Unfortunately, an error has occurred:
timed out waiting for the condition
This error is likely caused by:
- The kubelet is not running
- The kubelet is unhealthy due to a misconfiguration of the node in some way (required cgroups disabled)
If you are on a systemd-powered system, you can try to troubleshoot the error with the following commands:
- 'systemctl status kubelet'
- 'journalctl -xeu kubelet'
Additionally, a control plane component may have crashed or exited when started by the container runtime.
To troubleshoot, list all containers using your preferred container runtimes CLI.
Here is one example how you may list all running Kubernetes containers by using crictl:
- 'crictl --runtime-endpoint unix:///var/run/containerd/containerd.sock ps -a | grep kube | grep -v pause'
Once you have found the failing container, you can inspect its logs with:
- 'crictl --runtime-endpoint unix:///var/run/containerd/containerd.sock logs CONTAINERID'
error execution phase wait-control-plane: couldn't initialize a Kubernetes cluster
To see the stack trace of this error execute with --v=5 or higher
接着看日志发现kubelet报错
master kubelet[15135]: E0521 21:07:57.697075 15135 kubelet.go:2419] "Error getting node" err="node
查博客得知,应该是版本太高了,v1.24 已经弃用了dockershim ,换成v1.23.0 试试https://blog.csdn.net/weixin_66536807/article/details/124903478
# 删除kubeadm、kubelet、kubectl
yum remove kubeadm、kubelet、kubectl
# 安装1.23.0 版本
yum install -y kubeadm-1.23.0-0 kubelet-1.23.0-0 kubectl-1.23.0-0 --disableexcludes=kubernetes
kubeadm init --apiserver-advertise-address 192.168.10.3 --apiserver-bind-port=6443 --pod-network-cidr=10.244.0.0/16 --service-cidr=10.96.0.0/12 --kubernetes-version=1.23.0 --image-repository registry.aliyuncs.com/google_containers
成功!!!
# 根据提示创建文件夹,执行命令
mkdir -p $HOME/.kube
sudo cp -i /etc/kubernetes/admin.conf $HOME/.kube/config
sudo chown $(id -u):$(id -g) $HOME/.kube/config
node节点所在的机器也要按照前置环境的步骤走一遍(我是之前创建有快照,直接按着快照复制了一个node)
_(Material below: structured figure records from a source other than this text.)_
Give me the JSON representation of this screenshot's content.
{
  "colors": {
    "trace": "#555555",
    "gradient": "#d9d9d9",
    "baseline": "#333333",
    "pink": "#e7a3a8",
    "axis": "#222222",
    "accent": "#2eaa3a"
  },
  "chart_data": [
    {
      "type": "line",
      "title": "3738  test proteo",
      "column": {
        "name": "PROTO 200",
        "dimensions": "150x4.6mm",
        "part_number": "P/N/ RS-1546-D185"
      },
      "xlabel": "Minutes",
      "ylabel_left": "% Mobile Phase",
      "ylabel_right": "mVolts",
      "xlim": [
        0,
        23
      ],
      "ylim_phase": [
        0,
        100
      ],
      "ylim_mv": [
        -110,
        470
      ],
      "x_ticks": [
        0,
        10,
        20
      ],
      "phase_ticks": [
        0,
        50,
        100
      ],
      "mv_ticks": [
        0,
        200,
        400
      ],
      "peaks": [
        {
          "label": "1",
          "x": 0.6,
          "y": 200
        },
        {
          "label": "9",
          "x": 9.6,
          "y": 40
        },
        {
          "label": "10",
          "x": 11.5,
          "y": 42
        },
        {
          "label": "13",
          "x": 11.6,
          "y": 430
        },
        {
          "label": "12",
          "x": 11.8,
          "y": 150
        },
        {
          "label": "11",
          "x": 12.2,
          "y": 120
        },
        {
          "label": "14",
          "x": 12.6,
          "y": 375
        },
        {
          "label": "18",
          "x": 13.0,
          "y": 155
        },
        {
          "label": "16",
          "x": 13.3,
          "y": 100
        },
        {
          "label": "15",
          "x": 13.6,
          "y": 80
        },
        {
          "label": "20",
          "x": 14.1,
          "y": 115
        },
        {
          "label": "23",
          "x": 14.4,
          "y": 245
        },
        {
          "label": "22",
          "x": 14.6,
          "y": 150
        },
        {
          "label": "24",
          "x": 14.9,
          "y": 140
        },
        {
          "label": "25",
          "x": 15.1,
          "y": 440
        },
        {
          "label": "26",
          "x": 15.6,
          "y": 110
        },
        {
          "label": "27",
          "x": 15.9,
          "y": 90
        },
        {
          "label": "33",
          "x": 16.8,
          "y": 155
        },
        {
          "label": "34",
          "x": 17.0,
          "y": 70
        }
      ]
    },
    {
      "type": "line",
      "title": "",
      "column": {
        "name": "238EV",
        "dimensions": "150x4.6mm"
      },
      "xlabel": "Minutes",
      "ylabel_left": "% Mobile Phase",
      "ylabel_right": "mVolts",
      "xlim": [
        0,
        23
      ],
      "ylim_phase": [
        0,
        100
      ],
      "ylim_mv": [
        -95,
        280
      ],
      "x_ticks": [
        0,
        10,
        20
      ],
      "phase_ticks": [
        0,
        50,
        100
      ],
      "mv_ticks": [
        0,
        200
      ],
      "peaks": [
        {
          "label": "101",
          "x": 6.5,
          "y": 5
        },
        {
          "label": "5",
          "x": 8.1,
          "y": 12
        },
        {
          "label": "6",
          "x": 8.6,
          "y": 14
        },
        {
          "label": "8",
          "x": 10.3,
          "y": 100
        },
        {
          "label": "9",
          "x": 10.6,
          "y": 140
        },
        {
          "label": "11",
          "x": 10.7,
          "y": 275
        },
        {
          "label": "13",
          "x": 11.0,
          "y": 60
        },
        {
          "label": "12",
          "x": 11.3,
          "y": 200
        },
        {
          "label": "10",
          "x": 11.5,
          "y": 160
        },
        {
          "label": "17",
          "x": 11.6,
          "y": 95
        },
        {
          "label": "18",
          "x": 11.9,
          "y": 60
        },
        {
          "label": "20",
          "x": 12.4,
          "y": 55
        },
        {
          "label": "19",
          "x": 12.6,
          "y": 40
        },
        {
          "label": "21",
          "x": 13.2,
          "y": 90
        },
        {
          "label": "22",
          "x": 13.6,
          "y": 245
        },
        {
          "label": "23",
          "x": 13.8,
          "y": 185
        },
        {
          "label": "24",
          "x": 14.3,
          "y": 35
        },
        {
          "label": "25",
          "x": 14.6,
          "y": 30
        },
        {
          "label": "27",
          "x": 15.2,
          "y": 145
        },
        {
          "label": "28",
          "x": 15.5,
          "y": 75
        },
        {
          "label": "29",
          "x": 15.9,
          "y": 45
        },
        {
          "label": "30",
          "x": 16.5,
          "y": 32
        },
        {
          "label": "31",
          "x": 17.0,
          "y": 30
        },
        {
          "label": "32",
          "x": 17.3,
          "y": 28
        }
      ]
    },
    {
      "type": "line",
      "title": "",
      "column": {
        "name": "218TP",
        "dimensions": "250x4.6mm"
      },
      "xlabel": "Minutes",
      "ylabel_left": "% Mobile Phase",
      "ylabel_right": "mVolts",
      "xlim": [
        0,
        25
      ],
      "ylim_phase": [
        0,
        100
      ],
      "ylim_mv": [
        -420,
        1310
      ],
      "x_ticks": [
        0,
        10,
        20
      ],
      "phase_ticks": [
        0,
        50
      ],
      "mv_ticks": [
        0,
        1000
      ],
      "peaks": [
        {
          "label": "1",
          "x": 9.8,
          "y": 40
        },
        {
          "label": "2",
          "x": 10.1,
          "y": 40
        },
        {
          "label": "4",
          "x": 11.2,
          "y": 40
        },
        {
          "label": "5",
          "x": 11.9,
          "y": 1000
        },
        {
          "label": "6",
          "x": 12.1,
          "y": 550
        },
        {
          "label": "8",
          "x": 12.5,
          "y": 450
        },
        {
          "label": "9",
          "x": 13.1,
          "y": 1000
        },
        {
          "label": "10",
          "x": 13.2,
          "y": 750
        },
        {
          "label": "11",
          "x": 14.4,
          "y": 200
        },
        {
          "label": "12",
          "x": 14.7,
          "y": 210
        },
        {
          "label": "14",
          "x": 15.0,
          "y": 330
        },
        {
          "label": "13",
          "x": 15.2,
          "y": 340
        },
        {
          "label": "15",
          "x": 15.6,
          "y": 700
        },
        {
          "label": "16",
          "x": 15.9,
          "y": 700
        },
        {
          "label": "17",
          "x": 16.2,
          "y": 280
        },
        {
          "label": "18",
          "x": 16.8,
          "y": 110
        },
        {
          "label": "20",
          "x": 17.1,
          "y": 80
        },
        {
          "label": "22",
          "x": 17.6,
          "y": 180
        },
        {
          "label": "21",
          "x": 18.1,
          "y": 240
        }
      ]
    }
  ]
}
安装像master那样增加kubernetes的yum源
安装kubelet 和 kubeadm
yum install -y kubeadm-1.23.0-0 kubelet-1.23.0-0 --disableexcludes=kubernetes
运行以下命令,并设置开机启动:
systemctl enable docker && systemctl start docker
systemctl enable kubelet && systemctl start kubelet
执行join命令:
# 该命令来自master安装成功后的最后两行信息
kubeadm join 192.168.10.3:6443 --token 7adbpw.vph00nljcfvjf3t0 \
--discovery-token-ca-cert-hash sha256:d28a79426cf1f5e92edcb8f48a9bd70d4a9ff9f1e231519f28600cfeaa91452a
出现bug
kubetcl *join* node节点加入集群 *卡住*,无响应
在kubectl join xxxx 的最后加入一个参数--v=2
# 该命令来自master安装成功后的最后两行信息
kubeadm join 192.168.10.3:6443 --token 7adbpw.vph00nljcfvjf3t0 \
--discovery-token-ca-cert-hash sha256:d28a79426cf1f5e92edcb8f48a9bd70d4a9ff9f1e231519f28600cfeaa91452a -- v=2
默认token有效期为24小时,当过期之后,该token就不可用了。这时就需要重新创建token,可以直接使用命令快捷生成:
kubeadm token create --print-join-command
又出现bug
k8s.io/dns/pkg/dns/dns.go:150: Failed to list *v1.Service: Get https://10.96.0.1:443/api/v1/services?resourceVersion=0: dial tcp 10.96.0.1:443: getsockopt: no route to host
搜了老半天找到解决办法
# 回到kubernees-maser 依次输入列命令
systemctl stop kubelet
systemctl stop docker
iptables --flush
iptables -tnat --flush
systemctl start kubelet
systemctl start docker
又出现bug
The HTTP call equal to 'curl -sSL http://localhost:10248/healthz' failed with error: Get "http://localhost:10248/healthz": dial tcp [::1]:10248: connect: connection refused.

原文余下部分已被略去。